Album Review: Charlotte Gainsbourg – IRM

by Jason LeRoy on February 26, 2010

Charlotte Gainsbourg is just so effortlessly cool. The daughter of French music legend Serge Gainsbourg and his beautiful British muse, Jane Birkin, Gainsbourg has been singing and acting professionally for over 25 years. Her music has been critically well-received, and she’s worked with such celebrated directors as Franco Zeffirelli, Michel Gondry, Todd Haynes, and perhaps most notoriously, Lars Von Trier for Antichrist, for which she won the Best Actress prize at the Cannes Film Festival. But in an incredibly successful and diverse artistic career, IRM may stand as her greatest triumph.

Produced and co-written by Beck, Ms. Gainsbourg created this album largely as a response to a horrifying near-death experience following a minor water-skiing accident several years ago. When she still experienced headaches several weeks after the skiing incident, she was taken to a hospital and diagnosed with a cerebral hemorrhage. She literally had a hole in her brain, and could have easily died or been paralyzed for life. And even after treatment began, Ms. Gainsbourg (who is married with two children) would continue receiving mixed messages from her doctors regarding her prognosis.

IRM is the French acronym for MRI, or Magnetic Resonance Imaging. Gainsbourg underwent numerous brain scans following her diagnosis, and has spoken about how she listened to the repetitive rhythms and drones of the machine to help her cope with the experience. Those sounds inform this album; the title track is explicitly about this idea, and is a superbly haunting and hypnotic depiction of the relationship between man and machine.

Perhaps it is this substantive experience that elevates this album so far beyond her last LP, 5:55, which was basically an Air album featuring Ms. Gainsbourg cooing breathily over the tracks. Not that there’s anything wrong with that; it’s a seductively enchanting album. But musically, it lacked much vibrancy or variety.
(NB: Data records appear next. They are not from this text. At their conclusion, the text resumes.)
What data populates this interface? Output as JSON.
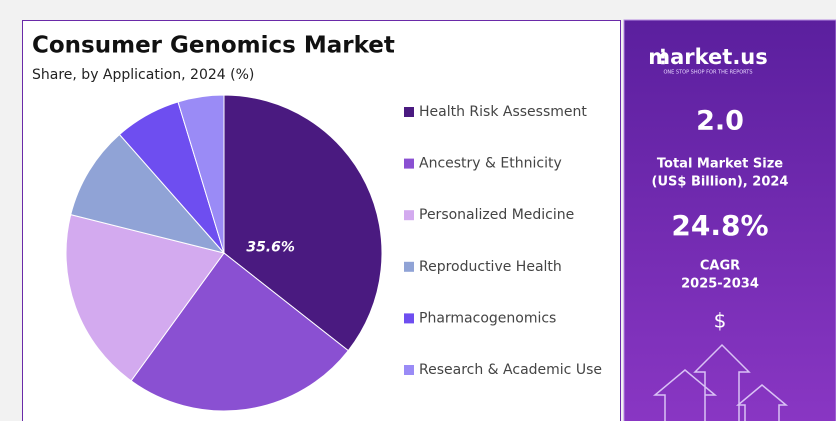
{
  "chart_data": {
    "type": "pie",
    "title": "Consumer Genomics Market",
    "subtitle": "Share, by Application, 2024 (%)",
    "categories": [
      "Health Risk Assessment",
      "Ancestry & Ethnicity",
      "Personalized Medicine",
      "Reproductive Health",
      "Pharmacogenomics",
      "Research & Academic Use"
    ],
    "values": [
      35.6,
      24.4,
      18.9,
      9.6,
      6.8,
      4.7
    ],
    "value_labels": [
      "35.6%",
      null,
      null,
      null,
      null,
      null
    ],
    "colors": [
      "#4a1a80",
      "#8a50d2",
      "#d3aaef",
      "#90a3d6",
      "#6e4ef0",
      "#9a8bf6"
    ],
    "legend": "right"
  },
  "sidebar": {
    "brand": "market.us",
    "tagline": "ONE STOP SHOP FOR THE REPORTS",
    "market_size": "2.0",
    "market_size_label": [
      "Total Market Size",
      "(US$ Billion), 2024"
    ],
    "cagr": "24.8%",
    "cagr_label": [
      "CAGR",
      "2025-2034"
    ],
    "currency": "$"
  }
}
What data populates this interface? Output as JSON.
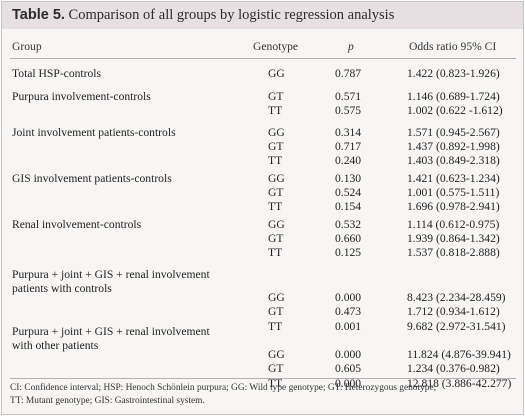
{
  "table": {
    "label": "Table 5.",
    "caption": "Comparison of all groups by logistic regression analysis",
    "headers": {
      "group": "Group",
      "genotype": "Genotype",
      "p": "p",
      "odds_ratio": "Odds ratio 95% CI"
    },
    "groups": [
      {
        "lines": [
          "Total HSP-controls"
        ],
        "rows": [
          {
            "genotype": "GG",
            "p": "0.787",
            "or": "1.422 (0.823-1.926)"
          }
        ]
      },
      {
        "lines": [
          "Purpura involvement-controls"
        ],
        "rows": [
          {
            "genotype": "GT",
            "p": "0.571",
            "or": "1.146 (0.689-1.724)"
          },
          {
            "genotype": "TT",
            "p": "0.575",
            "or": "1.002 (0.622 -1.612)"
          }
        ]
      },
      {
        "lines": [
          "Joint involvement patients-controls"
        ],
        "rows": [
          {
            "genotype": "GG",
            "p": "0.314",
            "or": "1.571 (0.945-2.567)"
          },
          {
            "genotype": "GT",
            "p": "0.717",
            "or": "1.437 (0.892-1.998)"
          },
          {
            "genotype": "TT",
            "p": "0.240",
            "or": "1.403 (0.849-2.318)"
          }
        ]
      },
      {
        "lines": [
          "GIS involvement patients-controls"
        ],
        "rows": [
          {
            "genotype": "GG",
            "p": "0.130",
            "or": "1.421 (0.623-1.234)"
          },
          {
            "genotype": "GT",
            "p": "0.524",
            "or": "1.001 (0.575-1.511)"
          },
          {
            "genotype": "TT",
            "p": "0.154",
            "or": "1.696 (0.978-2.941)"
          }
        ]
      },
      {
        "lines": [
          "Renal involvement-controls"
        ],
        "rows": [
          {
            "genotype": "GG",
            "p": "0.532",
            "or": "1.114 (0.612-0.975)"
          },
          {
            "genotype": "GT",
            "p": "0.660",
            "or": "1.939 (0.864-1.342)"
          },
          {
            "genotype": "TT",
            "p": "0.125",
            "or": "1.537 (0.818-2.888)"
          }
        ]
      },
      {
        "lines": [
          "Purpura + joint + GIS + renal involvement",
          "patients with controls"
        ],
        "rows": [
          {
            "genotype": "GG",
            "p": "0.000",
            "or": "8.423 (2.234-28.459)"
          },
          {
            "genotype": "GT",
            "p": "0.473",
            "or": "1.712 (0.934-1.612)"
          },
          {
            "genotype": "TT",
            "p": "0.001",
            "or": "9.682 (2.972-31.541)"
          }
        ]
      },
      {
        "lines": [
          "Purpura + joint + GIS + renal involvement",
          "with other patients"
        ],
        "rows": [
          {
            "genotype": "GG",
            "p": "0.000",
            "or": "11.824 (4.876-39.941)"
          },
          {
            "genotype": "GT",
            "p": "0.605",
            "or": "1.234 (0.376-0.982)"
          },
          {
            "genotype": "TT",
            "p": "0.000",
            "or": "12.818 (3.886-42.277)"
          }
        ]
      }
    ],
    "footnote": [
      "CI: Confidence interval; HSP: Henoch Schönlein purpura; GG: Wild type genotype; GT: Heterozygous genotype;",
      "TT: Mutant genotype; GIS: Gastrointestinal system."
    ]
  }
}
IRM, on the other hand, is bursting with style and ideas.

Album opener “Master’s Hands” kicks things off on a playful, glitchy note, before segueing directly into “IRM.” “Le Chat Du Café Des Artistes” is the closest the album comes to the sweeping orchestral sensuality of 5:55, and is as good as anything from that album. On some tracks she dabbles in Eastern sounds (“Greenwich Mean Time,” “Voyage”), while in others she grounds herself in an edgy, sexy rock sound (“Trick Pony,” “Looking Glass Blues”).

On IRM, Gainsbourg and Beck have crafted a near-perfect collection of songs, dabbling in different sonic styles and sensibilities while retaining a cohesive and compelling identity. Hopefully it won’t take further trauma to inspire another artistic achievement of this magnitude. Although, in typically French fashion, Gainsbourg is unsentimental about the lasting effects of her medical nightmare. “It’s true that you look at life in a different way,” she recently told NPR. “But that disappears after a few months.”